All of which has brought my favorite books on writing close to hand. (They’re never too far away.) With two graduate students in the lab – Paul Evans and Josh Ahmed – both readying their first respective manuscripts for submission to peer-reviewed journals, this seems a good occasion to lay out my own Top Five-or-so resources. (And if you, readers, have your own go-to texts that I don’t mention, lemme know. A crowd-sourced list might look pretty interesting.)

Classic as it is, I will not open with Strunk & White’s Elements of Style because I think it relies on a sophisticated level of background knowledge. In 1918, when the first edition was rolling out, “grammar school” was still called that for a reason. The books I have in mind, especially for nascent writers, offer less shorthand and more explanation.

  1. For example, why are adverbs so bad? What’s clutter? William Zinsser will tell you – have a seat. Zinsser’s On Writing Well is a masterwork.
  2. The Craft of Research (Booth, Colomb, Williams) is a late arrival to my shelf, but another essential. The book unpacks the research process with the structure of a style guide. What constitutes a research question? What is the architecture of a coherent argument? How do you learn to recognize when you’re making a claim you need to back up?
  3. Another recent recommendation that came my way is Graff & Birkenstein’s slim volume, They Say, I Say: The Moves That Matter in Academic Writing. Helpful for those who are trying to embed writing as a transferable skill in the classes they teach. Clean, transparent, and full of exercises to inflict upon an unsuspecting lecture theatre. Your future self, who is already grading papers, is glad you scrounged a copy for your present self. Your past self is mad, and might be for a while.
  4. I’ve always loved Ray Bradbury’s essay collection Zen in the Art of Writing. Bradbury steers away from the stylistic and revels in the creative practice – his joy is contagious.
  5. And this summer my father gave me a copy of Tracy Kidder and Richard Todd’s new book Good Prose: The Art of Nonfiction, which includes a terrific chapter titled “Editing & Being Edited.” My dad has been a writer and editor his entire adult life – which is probably why I keep a Top Five list of favorite books about writing.

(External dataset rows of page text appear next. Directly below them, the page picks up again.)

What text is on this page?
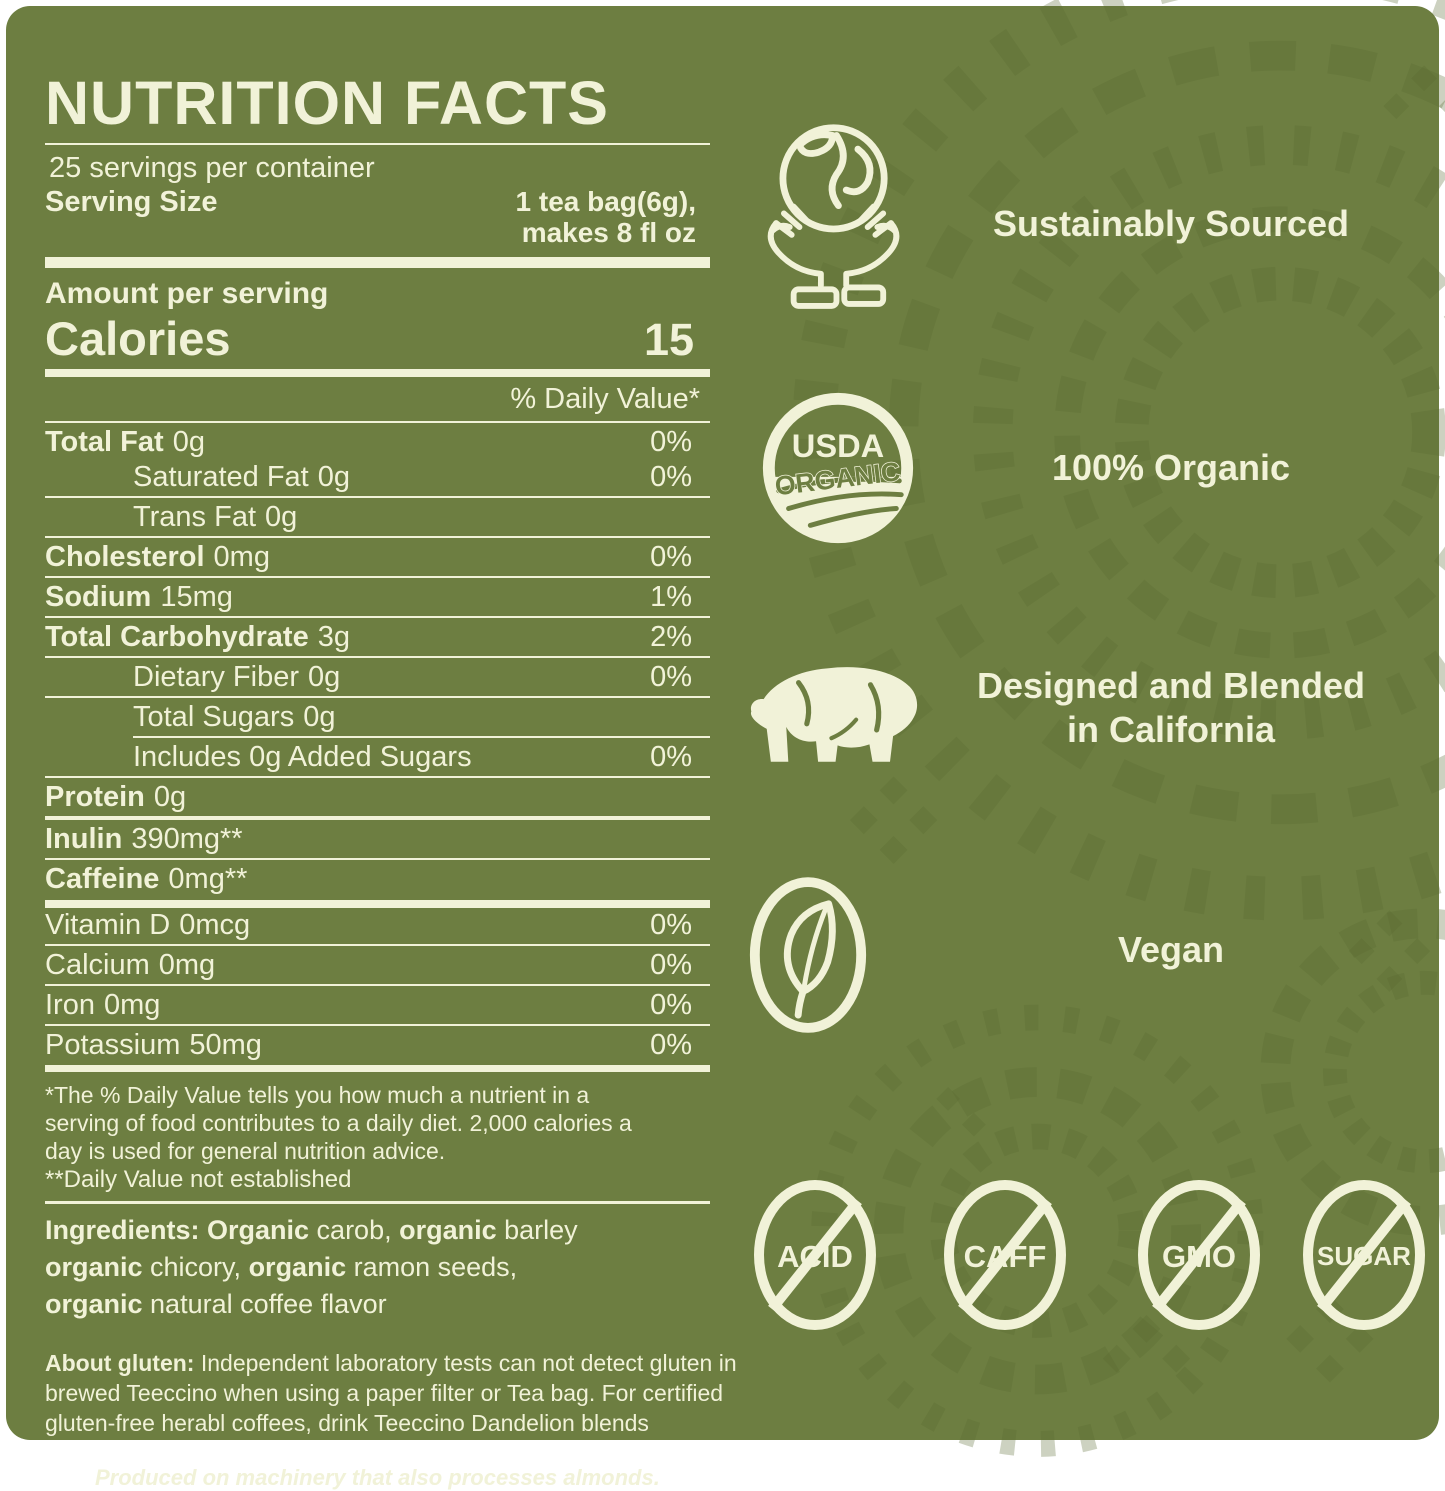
NUTRITION FACTS
25 servings per container
Serving Size	1 tea bag(6g),
makes 8 fl oz
Amount per serving
Calories	15
% Daily Value*
Total Fat 0g	0%
Saturated Fat 0g	0%
Trans Fat 0g
Cholesterol 0mg	0%
Sodium 15mg	1%
Total Carbohydrate 3g	2%
Dietary Fiber 0g	0%
Total Sugars 0g
Includes 0g Added Sugars	0%
Protein 0g
Inulin 390mg**
Caffeine 0mg**
Vitamin D 0mcg	0%
Calcium 0mg	0%
Iron 0mg	0%
Potassium 50mg	0%
*The % Daily Value tells you how much a nutrient in a serving of food contributes to a daily diet. 2,000 calories a day is used for general nutrition advice.
**Daily Value not established
Ingredients: Organic carob, organic barley
organic chicory, organic ramon seeds,
organic natural coffee flavor

About gluten: Independent laboratory tests can not detect gluten in brewed Teeccino when using a paper filter or Tea bag. For certified gluten-free herabl coffees, drink Teeccino Dandelion blends

Produced on machinery that also processes almonds.

Sustainably Sourced
USDA
ORGANIC	100% Organic
Designed and Blended
in California
Vegan
ACID	CAFF	GMO	SUGAR
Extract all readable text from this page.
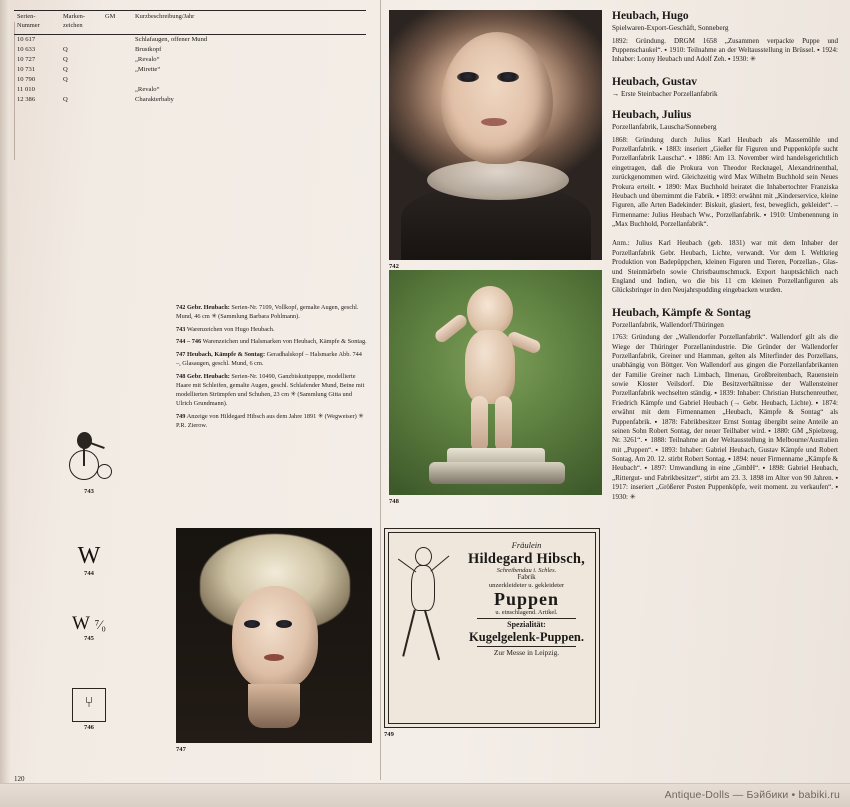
Serien-Nummer	Marken-zeichen	GM	Kurzbeschreibung/Jahr
10 617			Schlafaugen, offener Mund
10 633	Q		Brustkopf
10 727	Q		„Revalo“
10 731	Q		„Mirette“
10 790	Q		
11 010			„Revalo“
12 386	Q		Charakterbaby
742
748

742 Gebr. Heubach: Serien-Nr. 7109, Vollkopf, gemalte Augen, geschl. Mund, 46 cm ✳ (Sammlung Barbara Pohlmann).

743 Warenzeichen von Hugo Heubach.

744 – 746 Warenzeichen und Halsmarken von Heubach, Kämpfe & Sontag.

747 Heubach, Kämpfe & Sontag: Geradhalskopf – Halsmarke Abb. 744 –, Glasaugen, geschl. Mund, 6 cm.

748 Gebr. Heubach: Serien-Nr. 10490, Ganzbiskuitpuppe, modellierte Haare mit Schleifen, gemalte Augen, geschl. Schlafender Mund, Beine mit modellierten Strümpfen und Schuhen, 23 cm ✳ (Sammlung Gitta und Ulrich Grundmann).

749 Anzeige von Hildegard Hibsch aus dem Jahre 1891 ✳ (Wegweiser) ✳ P.R. Zierow.

743
W
744
W ⁷∕₀
745
⑂
746
747
Fräulein
Hildegard Hibsch,
Schreibendau i. Schles.
Fabrik
unzerkleideter u. gekleideter
Puppen
u. einschlagend. Artikel.
Spezialität:
Kugelgelenk-Puppen.
Zur Messe in Leipzig.
749
Heubach, Hugo
Spielwaren-Export-Geschäft, Sonneberg

1892: Gründung. DRGM 1658 „Zusammen verpackte Puppe und Puppenschaukel“. ▪ 1910: Teilnahme an der Weltausstellung in Brüssel. ▪ 1924: Inhaber: Lonny Heubach und Adolf Zeh. ▪ 1930: ✳

Heubach, Gustav
→ Erste Steinbacher Porzellanfabrik
Heubach, Julius
Porzellanfabrik, Lauscha/Sonneberg

1868: Gründung durch Julius Karl Heubach als Massemühle und Porzellanfabrik. ▪ 1883: inseriert „Gießer für Figuren und Puppenköpfe sucht Porzellanfabrik Lauscha“. ▪ 1886: Am 13. November wird handelsgerichtlich eingetragen, daß die Prokura von Theodor Recknagel, Alexandrinenthal, zurückgenommen wird. Gleichzeitig wird Max Wilhelm Buchhold sein Neues Prokura erteilt. ▪ 1890: Max Buchhold heiratet die Inhabertochter Franziska Heubach und übernimmt die Fabrik. ▪ 1893: erwähnt mit „Kinderservice, kleine Figuren, alle Arten Badekinder: Biskuit, glasiert, fest, beweglich, gekleidet“. – Firmenname: Julius Heubach Ww., Porzellanfabrik. ▪ 1910: Umbenennung in „Max Buchhold, Porzellanfabrik“.

Anm.: Julius Karl Heubach (geb. 1831) war mit dem Inhaber der Porzellanfabrik Gebr. Heubach, Lichte, verwandt. Vor dem I. Weltkrieg Produktion von Badepüppchen, kleinen Figuren und Tieren, Porzellan-, Glas- und Steinmärbeln sowie Christbaumschmuck. Export hauptsächlich nach England und Indien, wo die bis 11 cm kleinen Porzellanfiguren als Glücksbringer in den Neujahrspudding eingebacken wurden.

Heubach, Kämpfe & Sontag
Porzellanfabrik, Wallendorf/Thüringen

1763: Gründung der „Wallendorfer Porzellanfabrik“. Wallendorf gilt als die Wiege der Thüringer Porzellanindustrie. Die Gründer der Wallendorfer Porzellanfabrik, Greiner und Hamman, gelten als Miterfinder des Porzellans, unabhängig von Böttger. Von Wallendorf aus gingen die Porzellanfabrikanten der Familie Greiner nach Limbach, Ilmenau, Großbreitenbach, Rauenstein sowie Kloster Veilsdorf. Die Besitzverhältnisse der Wallensteiner Porzellanfabrik wechselten ständig. ▪ 1839: Inhaber: Christian Hutschenreuther, Friedrich Kämpfe und Gabriel Heubach (→ Gebr. Heubach, Lichte). ▪ 1874: erwähnt mit dem Firmennamen „Heubach, Kämpfe & Sontag“ als Puppenfabrik. ▪ 1878: Fabrikbesitzer Ernst Sontag übergibt seine Anteile an seinen Sohn Robert Sontag, der neuer Teilhaber wird. ▪ 1880: GM „Spielzeug, Nr. 3261“. ▪ 1888: Teilnahme an der Weltausstellung in Melbourne/Australien mit „Puppen“. ▪ 1893: Inhaber: Gabriel Heubach, Gustav Kämpfe und Robert Sontag. Am 20. 12. stirbt Robert Sontag. ▪ 1894: neuer Firmenname „Kämpfe & Heubach“. ▪ 1897: Umwandlung in eine „GmbH“. ▪ 1898: Gabriel Heubach, „Rittergut- und Fabrikbesitzer“, stirbt am 23. 3. 1898 im Alter von 90 Jahren. ▪ 1917: inseriert „Größerer Posten Puppenköpfe, weit moment. zu verkaufen“. ▪ 1930: ✳

120
Antique-Dolls — Бэйбики • babiki.ru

The fact that he was so impressed with Good Prose caught my attention – Kidder & Todd certainly kept his.

I should also mention Theodore Bernstein’s The Careful Writer, which I do keep within reach – except Bernstein’s language can be a bit dated, particularly in some of his anthropological examples, which I discovered to my peril when I tried reading aloud an excerpt to a classroom of students without having first scanned the paragraph. (So endeth the lesson.) And there’s this Picasso quote (from Dore Ashton’s Picasso on Art), in which the artist explains the importance of editing his own work:

“When you begin a picture, you often make some pretty discoveries. You must be on guard against these. Destroy the thing, do it over several times. In each destroying of a beautiful discovery, the artist does not really suppress it, but rather transforms it, condenses it, makes it more substantial. What comes out in the end is the result of discarded finds. Otherwise, you become your own connoisseur. I sell myself nothing.”

If that austerity makes you cringe, there’s always George Eliot’s remarks about the relief that comes from having a reader (and editor?) who understands the messiness of someone else’s brain (indeed, the best editor my father, the editor, has ever had is my mother):

“Oh, the comfort, the inexpressible comfort of feeling safe with a person, having neither to weigh thoughts nor measure words, but pouring them all out, just as they are, chaff and grain together, certain that a faithful hand will take and sift them, keep what is worth keeping, and with a breath of kindness blow the rest away.”

Amen. With that, thanks for reading. More soon.